Please visit my Google research profile and my ResearchGate page, as also my GitHub:
Ph.D. Thesis: Deep Learning-based Marine Navigation.
M.Sc. Thesis: Integrated Guidance / Estimation in Linear Quadratic Differential Games.
I. “Adaptive Sampling Interval for Kalman FIlter”
Barak Or, Ben-Zion Bobrovsky, and Itzik Klein. 2020, IEEE - submitted.
A discrete realization of the continuous tracking problem is considered. In this realization, the sampling interval, defined as the difference between two successive time steps, should be selected according to the scenario and computational constraints. A small sampling interval results in a small estimation error but is associated with a high computational burden. This trade-off raises the issue of choosing an optimal sampling interval. To avoid this conflict, we propose a criterion to act as a guideline for a reasonable choice of the sampling interval. This criterion is based on the predictor-corrector error covariance matrices of the linear discrete Kalman filter. Furthermore, for the case of the time-varying measurement noise intensity, this criterion has been successfully applied in an adaptive algorithm, resulting in a satisfactory, efficient, and stable sampling interval. Two numerical examples of a vehicle tracking problem are demonstrated and analyzed.
II. “Optimal Disturbance Attenuation Approach with Measurement Feedback to Missile Guidance” Barak Or, Joseph Z. Ben-Asher, and Isaac Yaesh. AIAA submitted 2020.
Pursuit-evasion differential games using the Disturbance Attenuation approach are revisited. Under this approach,the pursuer actions are considered to be control actions, where as all external actions, such as target maneuvers, measurement errors, and initial position uncertainties, are considered to be disturbances. Two open issues have been addressed, namely the effect of noise on the control gains, and the effect of trajectory shaping on the solution. These issues are closely related to the question of the best choice for the disturbance attenuation ratio. Detailed analyses are performed for two simple pursuit-evasion cases: a Simple Boat Guidance Problem and Missile Guidance Engagement.
III. “Imperfect Information Game for a Simple Pursuit-Evasion Problem” Barak Or, Joseph Z. Ben- Asher and Isaac Yaesh. EuroGNC (5th CEAS Conference on GNC) AIAA co-sponsored conference. 2019.

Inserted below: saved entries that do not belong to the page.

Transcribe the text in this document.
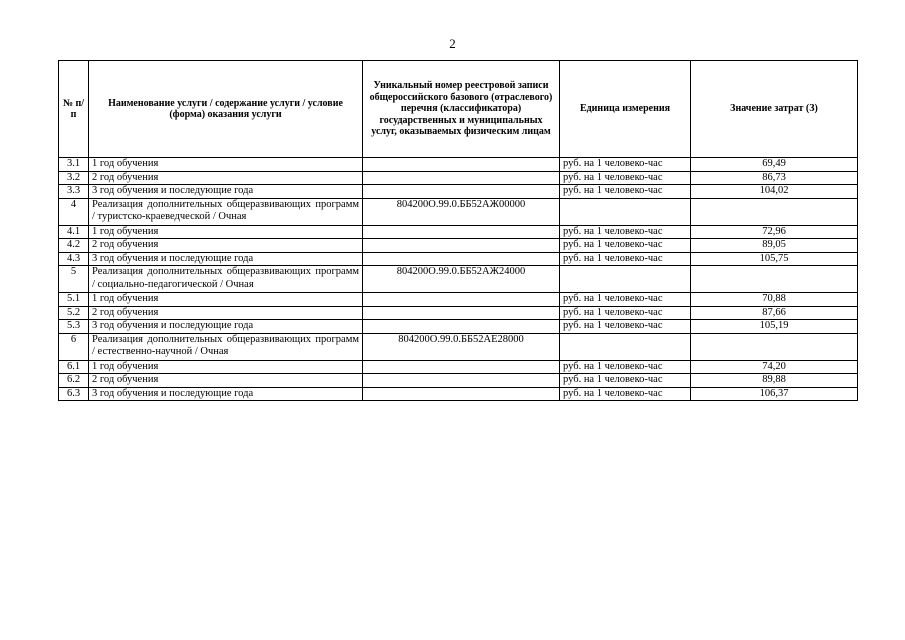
2
№ п/п	Наименование услуги / содержание услуги / условие (форма) оказания услуги	Уникальный номер реестровой записи общероссийского базового (отраслевого) перечня (классификатора) государственных и муниципальных услуг, оказываемых физическим лицам	Единица измерения	Значение затрат (З)
3.1	1 год обучения		руб. на 1 человеко-час	69,49
3.2	2 год обучения		руб. на 1 человеко-час	86,73
3.3	3 год обучения и последующие года		руб. на 1 человеко-час	104,02
4	Реализация дополнительных общеразвивающих программ / туристско-краеведческой / Очная	804200О.99.0.ББ52АЖ00000		
4.1	1 год обучения		руб. на 1 человеко-час	72,96
4.2	2 год обучения		руб. на 1 человеко-час	89,05
4.3	3 год обучения и последующие года		руб. на 1 человеко-час	105,75
5	Реализация дополнительных общеразвивающих программ / социально-педагогической / Очная	804200О.99.0.ББ52АЖ24000		
5.1	1 год обучения		руб. на 1 человеко-час	70,88
5.2	2 год обучения		руб. на 1 человеко-час	87,66
5.3	3 год обучения и последующие года		руб. на 1 человеко-час	105,19
6	Реализация дополнительных общеразвивающих программ / естественно-научной / Очная	804200О.99.0.ББ52АЕ28000		
6.1	1 год обучения		руб. на 1 человеко-час	74,20
6.2	2 год обучения		руб. на 1 человеко-час	89,88
6.3	3 год обучения и последующие года		руб. на 1 человеко-час	106,37
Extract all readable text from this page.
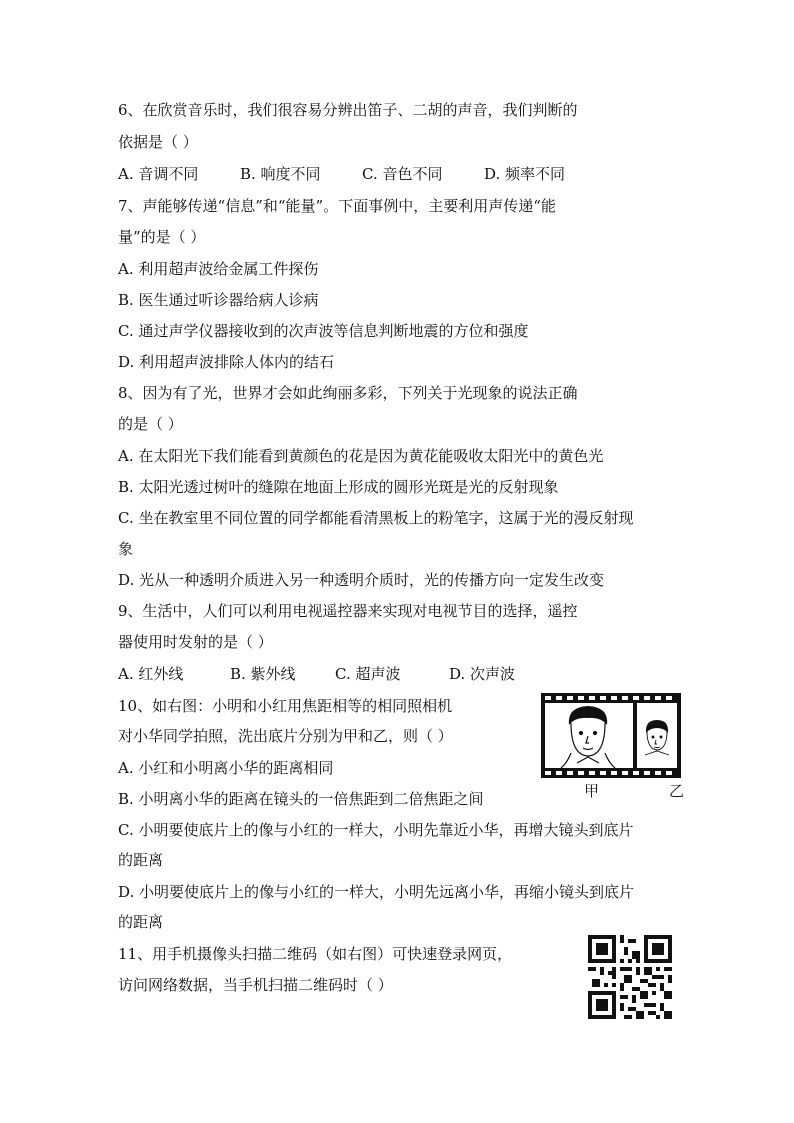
6、在欣赏音乐时，我们很容易分辨出笛子、二胡的声音，我们判断的
依据是（ ）
A. 音调不同	B. 响度不同	C. 音色不同	D. 频率不同
7、声能够传递“信息”和“能量”。下面事例中，主要利用声传递“能
量”的是（ ）
A. 利用超声波给金属工件探伤
B. 医生通过听诊器给病人诊病
C. 通过声学仪器接收到的次声波等信息判断地震的方位和强度
D. 利用超声波排除人体内的结石
8、因为有了光，世界才会如此绚丽多彩，下列关于光现象的说法正确
的是（ ）
A. 在太阳光下我们能看到黄颜色的花是因为黄花能吸收太阳光中的黄色光
B. 太阳光透过树叶的缝隙在地面上形成的圆形光斑是光的反射现象
C. 坐在教室里不同位置的同学都能看清黑板上的粉笔字，这属于光的漫反射现
象
D. 光从一种透明介质进入另一种透明介质时，光的传播方向一定发生改变
9、生活中，人们可以利用电视遥控器来实现对电视节目的选择，遥控
器使用时发射的是（ ）
A. 红外线	B. 紫外线	C. 超声波	D. 次声波
10、如右图：小明和小红用焦距相等的相同照相机
对小华同学拍照，洗出底片分别为甲和乙，则（ ）
A. 小红和小明离小华的距离相同
B. 小明离小华的距离在镜头的一倍焦距到二倍焦距之间
C. 小明要使底片上的像与小红的一样大，小明先靠近小华，再增大镜头到底片
的距离
D. 小明要使底片上的像与小红的一样大，小明先远离小华，再缩小镜头到底片
的距离
甲	乙
11、用手机摄像头扫描二维码（如右图）可快速登录网页，
访问网络数据，当手机扫描二维码时（ ）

Differential Games for pursuit-evasion problems have been investigated for many years. Differential games, with linear state equations and quadratic cost functions, are called Linear Quadratic Differential Game (LQDG). In these games, one defines two players a pursuer and an evader, where the former aims to minimize, and the latter aims to maximize the same cost function (zero-sum games). The main advantage in using the LQDG formulation is that one gets Proportional Navigation (PN) like solutions with continuous control functions. One approach which plays a main role in the LQDG literature is Disturbance Attenuation (DA), whereby target maneuvers and measurement error are considered as external disturbances. In this approach, a general representation of the input-output relationship between disturbances and output performance measures is the DA function (or ratio). This function is bounded by the control. This work revisits and elaborates upon this approach. We introduce the equivalence between two main implementations of the DA control. We then study a representative case, a “Simple Pursuit Evasion Problem”, with perfect and imperfect information patterns. By the derivation of the analytical solution for this game, and by running some numerical simulations, we develop the optimal solution based on the critical values of the DA ratio. The qualitative and quantitative properties of the Simple Pursuit Evasion Problem, based on the critical DA ratio, are studied by extensive numerical simulations and are shown to be different from the fixed DA ratio solutions.